En una entrevista que ofreció al diario El País la funcionaria detalló que la polémica misiva no definía la relación entre ambos países pues los lazos están cimentados desde hace siglos y aseguró que el diálogo es fluido.

“La relación entre España y México es sólida porque ha sido construida a lo largo de los siglos, porque tiene raíces profundas que no son solamente la opción de un Gobierno en un momento determinado. La relación es profunda porque está empujada por los ciudadanos y las empresas. Es una relación de interdependencia”, puntualizó.

“Tenemos que ser capaces de imaginar cómo queremos que sea nuestra relación a futuro. Pasamos quizás demasiado tiempo mirando al pasado y no estamos invirtiendo suficiente en mirar al futuro”.

De cara a la conmemoración de los 500 años de la caída de Tenochtitlán y los 200 años de la independencia mexicana González Laya se expresó a favor  de un compromiso firme por parte de ambos países de ser impulsores a nivel global de la protección de los derechos humanos, de las libertades individuales, de los derechos de las minorías, de las mujeres frente al feminicidio y la violencia.

En cuanto a los señalamientos del presidente AMLO de que hay empresas españolas corruptas, la funcionaria indicó que: “Nosotros hemos transmitido al Gobierno mexicano que nos parece injusto acusar a las empresas españolas en términos genéricos (...) Es importante que el marco reglamentario sea claro, seguro y transparente porque así las empresas españolas van a poder seguir invirtiendo en este país”.
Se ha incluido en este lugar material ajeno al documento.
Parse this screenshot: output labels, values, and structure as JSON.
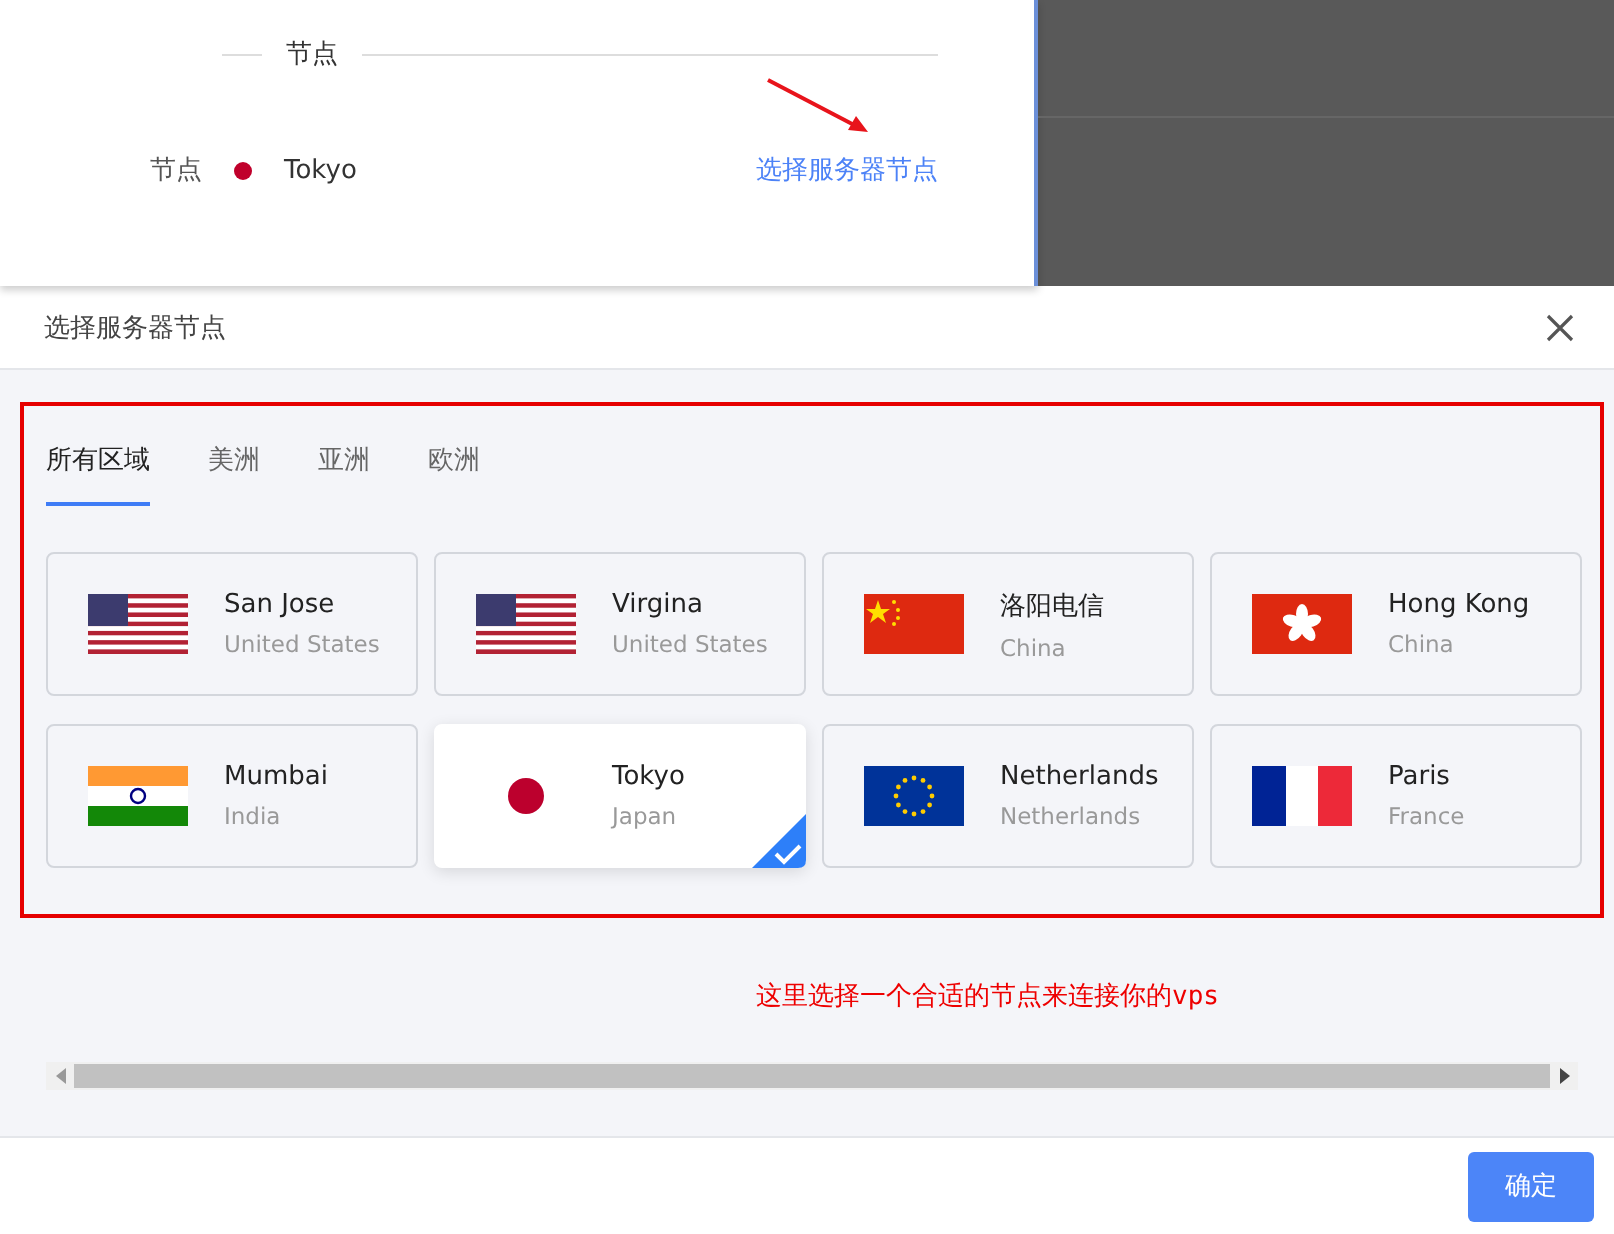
{
  "background_panel": {
    "section_title": "节点",
    "node_label": "节点",
    "node_value": "Tokyo",
    "select_link": "选择服务器节点"
  },
  "dialog": {
    "title": "选择服务器节点",
    "tabs": [
      {
        "label": "所有区域",
        "selected": true
      },
      {
        "label": "美洲",
        "selected": false
      },
      {
        "label": "亚洲",
        "selected": false
      },
      {
        "label": "欧洲",
        "selected": false
      }
    ],
    "nodes": [
      {
        "kind": "us",
        "name": "San Jose",
        "country": "United States",
        "selected": false
      },
      {
        "kind": "us",
        "name": "Virgina",
        "country": "United States",
        "selected": false
      },
      {
        "kind": "cn",
        "name": "洛阳电信",
        "country": "China",
        "selected": false
      },
      {
        "kind": "hk",
        "name": "Hong Kong",
        "country": "China",
        "selected": false
      },
      {
        "kind": "in",
        "name": "Mumbai",
        "country": "India",
        "selected": false
      },
      {
        "kind": "jp",
        "name": "Tokyo",
        "country": "Japan",
        "selected": true
      },
      {
        "kind": "eu",
        "name": "Netherlands",
        "country": "Netherlands",
        "selected": false
      },
      {
        "kind": "fr",
        "name": "Paris",
        "country": "France",
        "selected": false
      }
    ],
    "annotation": "这里选择一个合适的节点来连接你的vps",
    "confirm_button": "确定"
  }
}
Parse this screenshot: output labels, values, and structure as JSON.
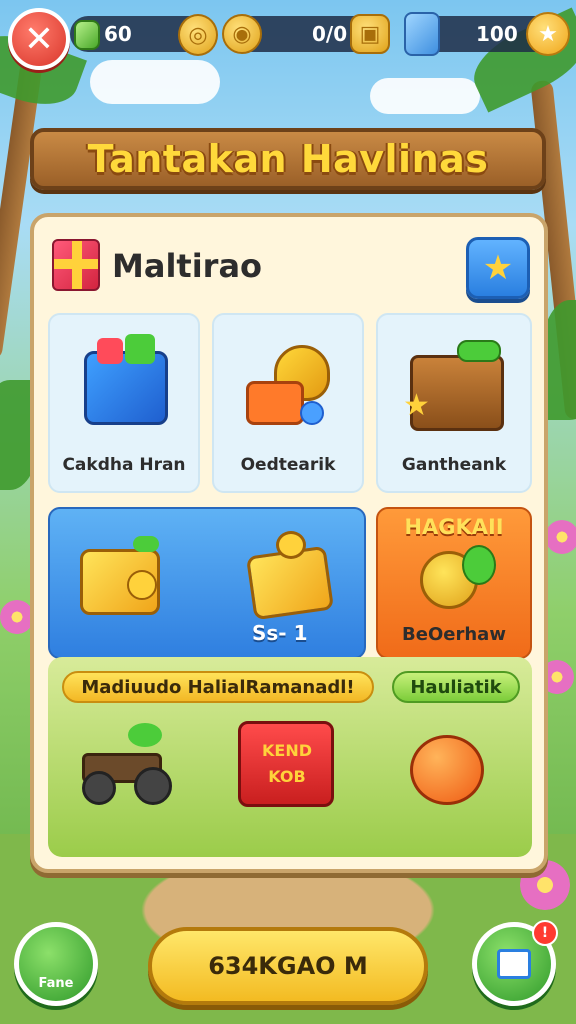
{
  "hud": {
    "close_icon": "✕",
    "resources": [
      {
        "icon": "gem-icon",
        "value": "60"
      },
      {
        "icon": "coin-icon",
        "value": ""
      },
      {
        "icon": "gold-coin-icon",
        "value": "0/0"
      },
      {
        "icon": "blue-gem-icon",
        "value": "100"
      }
    ]
  },
  "banner": {
    "title": "Tantakan Havlinas"
  },
  "panel": {
    "title": "Maltirao",
    "fav_icon": "★",
    "row1": [
      {
        "label": "Cakdha Hran"
      },
      {
        "label": "Oedtearik"
      },
      {
        "label": "Gantheank"
      }
    ],
    "row2": {
      "price": "Ss- 1",
      "offer_title": "HAGKAII",
      "offer_label": "BeOerhaw"
    },
    "strip": {
      "tag_left": "Madiuudo HalialRamanadl!",
      "tag_right": "Hauliatik",
      "chest_text": "KEND KOB"
    }
  },
  "footer": {
    "left_label": "Fane",
    "main_button": "634KGAO M",
    "badge": "!"
  },
  "colors": {
    "banner": "#9b6028",
    "title_text": "#ffd93b",
    "panel": "#fff6dc",
    "primary_button": "#f3bb22",
    "close": "#d9362b"
  }
}
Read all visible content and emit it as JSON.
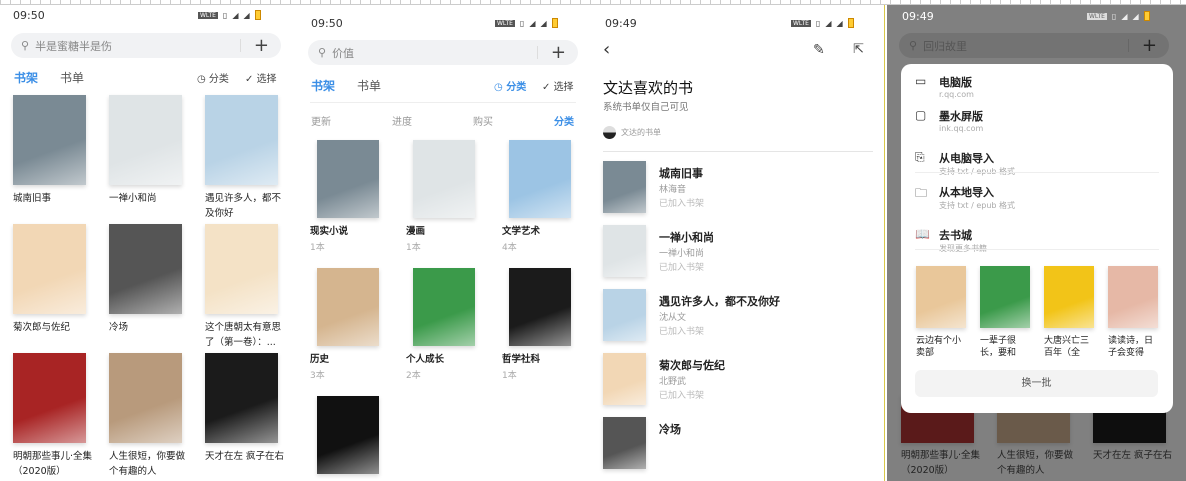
{
  "screens": [
    {
      "time": "09:50",
      "search_placeholder": "半是蜜糖半是伤",
      "tabs": [
        "书架",
        "书单"
      ],
      "actions": [
        "分类",
        "选择"
      ],
      "books": [
        {
          "title": "城南旧事",
          "color": "#7a8a94"
        },
        {
          "title": "一禅小和尚",
          "color": "#dfe4e6"
        },
        {
          "title": "遇见许多人，都不及你好",
          "color": "#b9d3e6"
        },
        {
          "title": "菊次郎与佐纪",
          "color": "#f2d7b5"
        },
        {
          "title": "冷场",
          "color": "#555555"
        },
        {
          "title": "这个唐朝太有意思了（第一卷）：...",
          "color": "#f4e2c6"
        },
        {
          "title": "明朝那些事儿·全集（2020版）",
          "color": "#a82424"
        },
        {
          "title": "人生很短，你要做个有趣的人",
          "color": "#b89a7c"
        },
        {
          "title": "天才在左 疯子在右",
          "color": "#1b1b1b"
        }
      ]
    },
    {
      "time": "09:50",
      "search_placeholder": "价值",
      "tabs": [
        "书架",
        "书单"
      ],
      "actions": [
        "分类",
        "选择"
      ],
      "subtabs": [
        "更新",
        "进度",
        "购买",
        "分类"
      ],
      "categories": [
        {
          "name": "现实小说",
          "count": "1本",
          "color": "#7a8a94"
        },
        {
          "name": "漫画",
          "count": "1本",
          "color": "#dfe4e6"
        },
        {
          "name": "文学艺术",
          "count": "4本",
          "color": "#9cc4e4"
        },
        {
          "name": "历史",
          "count": "3本",
          "color": "#d5b58f"
        },
        {
          "name": "个人成长",
          "count": "2本",
          "color": "#3b9a4a"
        },
        {
          "name": "哲学社科",
          "count": "1本",
          "color": "#1b1b1b"
        },
        {
          "name": "",
          "count": "",
          "color": "#111111"
        }
      ]
    },
    {
      "time": "09:49",
      "title": "文达喜欢的书",
      "subtitle": "系统书单仅自己可见",
      "owner": "文达的书单",
      "items": [
        {
          "title": "城南旧事",
          "author": "林海音",
          "status": "已加入书架",
          "color": "#7a8a94"
        },
        {
          "title": "一禅小和尚",
          "author": "一禅小和尚",
          "status": "已加入书架",
          "color": "#dfe4e6"
        },
        {
          "title": "遇见许多人，都不及你好",
          "author": "沈从文",
          "status": "已加入书架",
          "color": "#b9d3e6"
        },
        {
          "title": "菊次郎与佐纪",
          "author": "北野武",
          "status": "已加入书架",
          "color": "#f2d7b5"
        },
        {
          "title": "冷场",
          "author": "",
          "status": "",
          "color": "#555555"
        }
      ]
    },
    {
      "time": "09:49",
      "search_placeholder": "回归故里",
      "menu": [
        {
          "icon": "monitor-icon",
          "glyph": "▭",
          "title": "电脑版",
          "sub": "r.qq.com"
        },
        {
          "icon": "tablet-icon",
          "glyph": "▢",
          "title": "墨水屏版",
          "sub": "ink.qq.com"
        },
        {
          "icon": "import-icon",
          "glyph": "⎘",
          "title": "从电脑导入",
          "sub": "支持 txt / epub 格式"
        },
        {
          "icon": "folder-icon",
          "glyph": "🗀",
          "title": "从本地导入",
          "sub": "支持 txt / epub 格式"
        },
        {
          "icon": "book-icon",
          "glyph": "📖",
          "title": "去书城",
          "sub": "发现更多书籍"
        }
      ],
      "recommend": [
        {
          "title": "云边有个小卖部",
          "color": "#e9c79a"
        },
        {
          "title": "一辈子很长，要和有...",
          "color": "#3b9a4a"
        },
        {
          "title": "大唐兴亡三百年（全集...",
          "color": "#f2c418"
        },
        {
          "title": "读读诗，日子会变得潇...",
          "color": "#e6b8a6"
        }
      ],
      "refresh": "换一批",
      "bg_books": [
        "明朝那些事儿·全集（2020版）",
        "人生很短，你要做个有趣的人",
        "天才在左 疯子在右"
      ]
    }
  ],
  "accent": "#3a8ee6"
}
Preocupante ambigüedad frente a Venezuela

Arancha González destacó que al gobierno español le preocupa la acumulación de crisis en la región de América Latina, como son la crisis de institucionalidad; de desigualdad, el cambio climático y el Covid-19.

En cuanto a la situación de Venezuela la experimentada diplomática se negó a responder si el Gobierno del presidente Sánchez  reconocerá a Juan Guaidó como presidente después del 5 de enero, fecha en que se instale la nueva Asamblea después de las elecciones espurias del próximo mes. “No tengo opiniones sobre esto”. España no lo va a hacer de manera independiente, lo va a hacer con la Unión Europea.